Un pacte déjà plusieurs fois suspendu

Ce n'est pas la première fois que le pacte de stabilité et de croissance inclus dans le traité de Maastricht est ainsi « suspendu » temporairement suite à certaines circonstances. En 2003, Jacques Chirac et Gerhard Schröder avaient accepté de l'ignorer pour un temps. En 2008-2009, la crise avait conduit à la même situation. Mais les circonstances sont ici fort différentes. Ces décisions avaient été souvent prises collégialement, soit entre tous les pays de la zone euro, comme durant la crise de 2008, soit, en 2003, par une entente franco-allemande. Cette fois, c'est un pays seul qui décide unilatéralement d'ignorer les « règles » européennes, sous des circonstances d'attaques subies sur son sol.

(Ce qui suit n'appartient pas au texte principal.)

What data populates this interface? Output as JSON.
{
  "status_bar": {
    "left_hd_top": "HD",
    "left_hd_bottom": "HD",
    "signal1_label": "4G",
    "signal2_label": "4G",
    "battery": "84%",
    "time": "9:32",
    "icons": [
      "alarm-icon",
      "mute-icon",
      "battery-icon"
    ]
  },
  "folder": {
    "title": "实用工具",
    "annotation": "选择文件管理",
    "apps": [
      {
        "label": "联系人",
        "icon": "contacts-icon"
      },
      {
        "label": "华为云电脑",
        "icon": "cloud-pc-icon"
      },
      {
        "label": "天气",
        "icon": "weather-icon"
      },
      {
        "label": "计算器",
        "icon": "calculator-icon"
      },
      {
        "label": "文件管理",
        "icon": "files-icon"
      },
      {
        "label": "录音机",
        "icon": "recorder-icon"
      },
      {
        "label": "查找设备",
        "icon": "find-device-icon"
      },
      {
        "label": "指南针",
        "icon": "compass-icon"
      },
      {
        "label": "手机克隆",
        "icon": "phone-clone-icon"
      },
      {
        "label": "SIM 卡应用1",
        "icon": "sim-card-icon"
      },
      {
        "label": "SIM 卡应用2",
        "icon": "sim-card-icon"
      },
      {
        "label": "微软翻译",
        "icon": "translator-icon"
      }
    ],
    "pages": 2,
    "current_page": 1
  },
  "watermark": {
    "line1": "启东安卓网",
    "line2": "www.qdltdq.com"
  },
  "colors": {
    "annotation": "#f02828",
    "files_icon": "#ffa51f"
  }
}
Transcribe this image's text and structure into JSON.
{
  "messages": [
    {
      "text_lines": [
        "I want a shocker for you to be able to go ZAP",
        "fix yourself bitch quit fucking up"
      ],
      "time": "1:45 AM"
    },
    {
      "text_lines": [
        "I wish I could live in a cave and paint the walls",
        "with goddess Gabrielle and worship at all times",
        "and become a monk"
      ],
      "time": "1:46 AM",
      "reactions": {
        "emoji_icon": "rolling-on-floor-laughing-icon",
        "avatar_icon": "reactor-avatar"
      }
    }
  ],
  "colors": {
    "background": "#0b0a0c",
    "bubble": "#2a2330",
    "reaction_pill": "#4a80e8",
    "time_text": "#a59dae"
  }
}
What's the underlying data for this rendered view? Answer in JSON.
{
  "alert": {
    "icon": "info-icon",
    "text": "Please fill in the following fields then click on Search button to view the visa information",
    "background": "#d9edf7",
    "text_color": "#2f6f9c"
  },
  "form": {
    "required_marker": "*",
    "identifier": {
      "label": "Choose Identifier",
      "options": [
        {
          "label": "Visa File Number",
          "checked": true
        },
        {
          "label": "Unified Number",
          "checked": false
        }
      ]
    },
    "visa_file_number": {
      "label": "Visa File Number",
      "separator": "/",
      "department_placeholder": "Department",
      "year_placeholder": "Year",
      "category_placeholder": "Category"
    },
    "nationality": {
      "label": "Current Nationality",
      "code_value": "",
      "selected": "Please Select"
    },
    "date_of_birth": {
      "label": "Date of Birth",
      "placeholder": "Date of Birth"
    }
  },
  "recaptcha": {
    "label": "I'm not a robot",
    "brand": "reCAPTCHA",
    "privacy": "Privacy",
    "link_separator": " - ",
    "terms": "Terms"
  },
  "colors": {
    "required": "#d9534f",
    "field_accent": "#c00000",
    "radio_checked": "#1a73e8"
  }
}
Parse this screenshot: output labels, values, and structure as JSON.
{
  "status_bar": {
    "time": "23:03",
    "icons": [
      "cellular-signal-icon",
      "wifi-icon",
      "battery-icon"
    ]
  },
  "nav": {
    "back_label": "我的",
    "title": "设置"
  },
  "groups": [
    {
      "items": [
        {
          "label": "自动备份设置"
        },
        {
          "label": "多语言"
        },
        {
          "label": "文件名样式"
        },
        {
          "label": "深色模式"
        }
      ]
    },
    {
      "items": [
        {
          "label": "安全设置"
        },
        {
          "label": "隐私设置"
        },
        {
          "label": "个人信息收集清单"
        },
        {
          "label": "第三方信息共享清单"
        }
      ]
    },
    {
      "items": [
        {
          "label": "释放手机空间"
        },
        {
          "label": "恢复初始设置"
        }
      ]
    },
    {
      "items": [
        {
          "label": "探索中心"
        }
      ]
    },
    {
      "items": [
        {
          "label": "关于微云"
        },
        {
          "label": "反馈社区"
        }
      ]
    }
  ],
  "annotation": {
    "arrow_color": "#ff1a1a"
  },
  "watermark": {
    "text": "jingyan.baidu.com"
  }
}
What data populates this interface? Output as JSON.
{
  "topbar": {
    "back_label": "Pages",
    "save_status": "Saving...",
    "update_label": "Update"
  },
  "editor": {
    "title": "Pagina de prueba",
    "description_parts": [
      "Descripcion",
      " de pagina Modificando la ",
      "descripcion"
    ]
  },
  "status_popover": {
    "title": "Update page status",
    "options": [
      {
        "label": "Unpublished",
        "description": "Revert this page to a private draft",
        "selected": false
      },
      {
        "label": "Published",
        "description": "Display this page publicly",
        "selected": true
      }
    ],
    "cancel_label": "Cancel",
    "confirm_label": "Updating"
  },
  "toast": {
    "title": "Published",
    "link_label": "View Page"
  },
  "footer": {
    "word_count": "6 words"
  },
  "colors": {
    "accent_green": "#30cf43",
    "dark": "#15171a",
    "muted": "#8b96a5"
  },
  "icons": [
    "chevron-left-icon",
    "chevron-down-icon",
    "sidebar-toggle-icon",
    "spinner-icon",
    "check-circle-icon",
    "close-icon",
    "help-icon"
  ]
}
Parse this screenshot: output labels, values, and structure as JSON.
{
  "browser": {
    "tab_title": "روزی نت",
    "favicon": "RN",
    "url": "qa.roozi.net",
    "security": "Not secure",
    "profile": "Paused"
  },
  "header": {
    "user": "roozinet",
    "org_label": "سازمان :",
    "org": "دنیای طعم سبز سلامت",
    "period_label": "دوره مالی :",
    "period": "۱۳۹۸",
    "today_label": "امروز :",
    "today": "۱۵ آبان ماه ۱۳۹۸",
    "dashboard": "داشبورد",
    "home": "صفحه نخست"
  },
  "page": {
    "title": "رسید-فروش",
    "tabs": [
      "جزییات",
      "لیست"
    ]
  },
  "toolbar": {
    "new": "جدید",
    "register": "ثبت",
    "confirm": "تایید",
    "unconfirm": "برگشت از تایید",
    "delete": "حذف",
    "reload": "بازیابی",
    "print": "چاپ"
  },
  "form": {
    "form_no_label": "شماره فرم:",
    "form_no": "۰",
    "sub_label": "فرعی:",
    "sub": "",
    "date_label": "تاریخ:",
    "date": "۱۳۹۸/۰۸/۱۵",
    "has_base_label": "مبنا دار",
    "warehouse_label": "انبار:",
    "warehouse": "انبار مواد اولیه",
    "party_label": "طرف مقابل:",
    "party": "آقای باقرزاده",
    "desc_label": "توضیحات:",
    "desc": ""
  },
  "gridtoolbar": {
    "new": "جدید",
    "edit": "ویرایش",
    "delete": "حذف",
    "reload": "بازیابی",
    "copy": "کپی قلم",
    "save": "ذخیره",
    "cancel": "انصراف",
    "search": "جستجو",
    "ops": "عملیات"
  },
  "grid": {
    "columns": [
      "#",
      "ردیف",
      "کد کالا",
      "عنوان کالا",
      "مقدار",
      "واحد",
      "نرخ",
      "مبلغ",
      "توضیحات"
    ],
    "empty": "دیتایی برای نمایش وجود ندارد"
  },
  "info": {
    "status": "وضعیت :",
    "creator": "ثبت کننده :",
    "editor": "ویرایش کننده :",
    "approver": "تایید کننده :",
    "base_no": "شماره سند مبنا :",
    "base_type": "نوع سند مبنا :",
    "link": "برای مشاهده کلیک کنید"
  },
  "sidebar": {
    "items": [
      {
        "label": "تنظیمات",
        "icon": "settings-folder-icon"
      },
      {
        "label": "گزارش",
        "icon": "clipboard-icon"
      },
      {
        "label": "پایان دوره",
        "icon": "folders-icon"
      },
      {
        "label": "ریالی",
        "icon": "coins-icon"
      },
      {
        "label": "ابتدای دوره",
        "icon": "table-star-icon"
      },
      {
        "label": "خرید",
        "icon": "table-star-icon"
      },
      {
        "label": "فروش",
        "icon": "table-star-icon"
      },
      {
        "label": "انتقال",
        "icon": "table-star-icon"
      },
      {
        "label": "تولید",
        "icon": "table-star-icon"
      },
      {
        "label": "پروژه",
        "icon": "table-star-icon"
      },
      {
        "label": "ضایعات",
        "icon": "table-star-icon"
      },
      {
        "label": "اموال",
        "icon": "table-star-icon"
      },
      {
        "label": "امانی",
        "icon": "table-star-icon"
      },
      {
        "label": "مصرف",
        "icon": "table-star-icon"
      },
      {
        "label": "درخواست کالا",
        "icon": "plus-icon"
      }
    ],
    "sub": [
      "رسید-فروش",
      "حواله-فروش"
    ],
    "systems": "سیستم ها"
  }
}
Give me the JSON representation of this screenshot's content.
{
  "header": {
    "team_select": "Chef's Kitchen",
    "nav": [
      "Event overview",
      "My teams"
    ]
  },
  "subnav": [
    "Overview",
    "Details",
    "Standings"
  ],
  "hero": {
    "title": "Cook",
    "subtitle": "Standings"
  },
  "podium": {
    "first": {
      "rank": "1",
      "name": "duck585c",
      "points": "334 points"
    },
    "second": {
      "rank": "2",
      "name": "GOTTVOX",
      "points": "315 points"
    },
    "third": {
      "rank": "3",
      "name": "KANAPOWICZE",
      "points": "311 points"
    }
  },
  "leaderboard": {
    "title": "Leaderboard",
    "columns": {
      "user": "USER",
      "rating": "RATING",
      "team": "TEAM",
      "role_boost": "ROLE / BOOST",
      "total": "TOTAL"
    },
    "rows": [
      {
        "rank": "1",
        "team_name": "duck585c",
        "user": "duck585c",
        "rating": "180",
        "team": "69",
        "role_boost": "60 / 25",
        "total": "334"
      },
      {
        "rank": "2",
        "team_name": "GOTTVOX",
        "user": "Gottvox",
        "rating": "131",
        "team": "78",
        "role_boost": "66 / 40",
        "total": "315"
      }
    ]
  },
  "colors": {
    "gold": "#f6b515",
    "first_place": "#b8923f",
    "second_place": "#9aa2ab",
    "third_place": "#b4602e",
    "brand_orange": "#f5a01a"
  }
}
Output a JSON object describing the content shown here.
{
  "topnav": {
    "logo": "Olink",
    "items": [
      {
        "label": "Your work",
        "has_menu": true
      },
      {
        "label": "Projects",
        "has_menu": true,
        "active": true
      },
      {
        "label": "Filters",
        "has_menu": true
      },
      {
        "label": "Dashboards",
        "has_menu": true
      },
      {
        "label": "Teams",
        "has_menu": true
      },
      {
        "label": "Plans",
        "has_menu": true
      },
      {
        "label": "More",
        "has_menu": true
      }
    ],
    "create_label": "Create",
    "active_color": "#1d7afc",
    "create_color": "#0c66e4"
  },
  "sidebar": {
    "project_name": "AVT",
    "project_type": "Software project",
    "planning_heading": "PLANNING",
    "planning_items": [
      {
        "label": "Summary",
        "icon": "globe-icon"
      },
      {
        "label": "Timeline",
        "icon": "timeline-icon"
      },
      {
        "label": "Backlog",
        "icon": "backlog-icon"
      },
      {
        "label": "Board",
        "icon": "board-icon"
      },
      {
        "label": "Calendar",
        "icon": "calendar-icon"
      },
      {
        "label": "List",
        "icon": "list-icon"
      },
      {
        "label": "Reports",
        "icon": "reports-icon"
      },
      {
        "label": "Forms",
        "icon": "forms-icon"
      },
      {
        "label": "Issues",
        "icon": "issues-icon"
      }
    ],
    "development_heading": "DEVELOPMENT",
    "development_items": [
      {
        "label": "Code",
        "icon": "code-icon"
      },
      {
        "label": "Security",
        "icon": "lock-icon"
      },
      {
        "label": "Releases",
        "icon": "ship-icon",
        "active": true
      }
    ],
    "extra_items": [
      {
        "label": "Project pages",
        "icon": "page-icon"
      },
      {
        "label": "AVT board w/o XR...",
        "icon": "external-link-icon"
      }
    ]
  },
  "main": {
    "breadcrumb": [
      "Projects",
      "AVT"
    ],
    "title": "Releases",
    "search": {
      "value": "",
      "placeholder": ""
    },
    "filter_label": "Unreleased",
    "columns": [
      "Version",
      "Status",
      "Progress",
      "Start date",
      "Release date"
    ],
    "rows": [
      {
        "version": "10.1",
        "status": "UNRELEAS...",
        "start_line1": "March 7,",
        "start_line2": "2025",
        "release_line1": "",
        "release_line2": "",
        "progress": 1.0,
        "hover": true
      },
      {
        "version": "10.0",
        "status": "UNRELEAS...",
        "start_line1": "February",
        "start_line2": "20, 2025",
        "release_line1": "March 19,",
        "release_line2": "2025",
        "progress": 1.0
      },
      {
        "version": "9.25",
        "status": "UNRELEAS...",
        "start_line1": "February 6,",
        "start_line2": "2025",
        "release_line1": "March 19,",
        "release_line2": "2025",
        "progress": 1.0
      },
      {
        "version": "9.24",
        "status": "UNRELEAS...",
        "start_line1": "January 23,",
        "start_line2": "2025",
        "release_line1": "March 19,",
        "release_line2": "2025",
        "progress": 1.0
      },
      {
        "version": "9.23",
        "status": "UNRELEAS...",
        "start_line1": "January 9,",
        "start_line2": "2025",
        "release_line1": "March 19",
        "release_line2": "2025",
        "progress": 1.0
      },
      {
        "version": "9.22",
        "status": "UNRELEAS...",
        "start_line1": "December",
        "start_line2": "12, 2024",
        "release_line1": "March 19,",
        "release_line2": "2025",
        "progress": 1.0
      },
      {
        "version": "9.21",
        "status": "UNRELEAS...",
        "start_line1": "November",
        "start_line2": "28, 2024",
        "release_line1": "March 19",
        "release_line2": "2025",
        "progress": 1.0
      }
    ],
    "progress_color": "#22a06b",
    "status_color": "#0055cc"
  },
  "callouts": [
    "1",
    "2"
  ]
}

La justification juridique

Certes, ce mouvement sera sans doute enrobé dans une sauce juridique adéquate. La France a réclamé la mise en place de l'article 42.7 du traité de l'UE qui prévoit une assistance des Etats membres. On pourra considérer que cette solidarité inclut un oubli « temporaire » du cadre budgétaire dans la mesure où la France est « en première ligne » que ce soit sur son sol ou sur les terrains extérieurs. Logiquement, elle supporte l'essentiel du coût d'une lutte qui, par l'article 42.7, devient celle de l'UE.

Surtout, le pacte de stabilité et le pacte budgétaire (le fameux « Traité sur la stabilité, la coordination et la gouvernance au sein de l'Union économique et monétaire » (TSCG) que François Hollande a fait ratifier en septembre 2012) prévoient un possible dérapage budgétaire lors de « circonstances exceptionnelles » définies par l'article 3.3.b du TSCG comme « des faits inhabituels indépendants de la volonté de la partie contractante concernée et ayant des effets sensibles sur la situation financière des administrations publiques. » Mais ce même paragraphe pose immédiatement une limite : « pour autant que l'écart temporaire de la partie contractante concernée ne mette pas en péril sa soutenabilité budgétaire à moyen terme. »

Nul doute que le gouvernement français ne cherchera pas à enterrer les règles budgétaires et tentera de placer son action dans le cadre de ces « circonstances exceptionnelles. » A priori, cet écart a été déjà limité à 2019 et aux dépenses militaires. Mais ce mouvement pose plusieurs questions. D'abord, la crise terroriste est-elle une crise « temporaire » ? On doit l'espérer, mais si ce n'est pas le cas, les circonstances « exceptionnelles » prévues par le pacte de stabilité et le pacte budgétaire risquent de devenir une norme, ce qui, dans l'esprit des experts de Bruxelles pourrait « mettre en péril la soutenabilité budgétaire à moyen terme. »

Des compensations ?

Bruxelles pourrait donc autoriser après coup le dépassement à condition qu'il soit uniquement lié aux « circonstances », autrement dit pour des dépenses de sécurité et de défense et que ces dépenses n'engagent pas à moyen terme. Autrement dit, Paris pourrait peiner à recruter de nouveaux fonctionnaires, même dans l'armée ou la police. Et surtout, pour assurer la « soutenabilité budgétaire », la Commission pourrait exiger des baisses de dépenses publiques par ailleurs. Ceci poserait un problème : la lutte contre le terrorisme peut-elle s'organiser avec des baisses du nombre des fonctionnaires dans des fonctions aussi stratégiques que l'éducation, la santé, la protection civile ? Surtout, si l'impact terroriste sur la croissance française est notable, Paris pourra-t-elle se priver d'activer de nouvelles ressources pour maintenir à flot l'économie ? La réaction de la Commission et la réponse française seront donc décisives pour l'avenir du cadre budgétaire européen. Mais Bruxelles est-elle en position de force ? Peut-elle priver la France des moyens de sa défense et du maintien à flots de son économie ? Vouloir défendre le « pacte de stabilité » à tout prix mettrait en réalité en danger l'existence de la zone euro.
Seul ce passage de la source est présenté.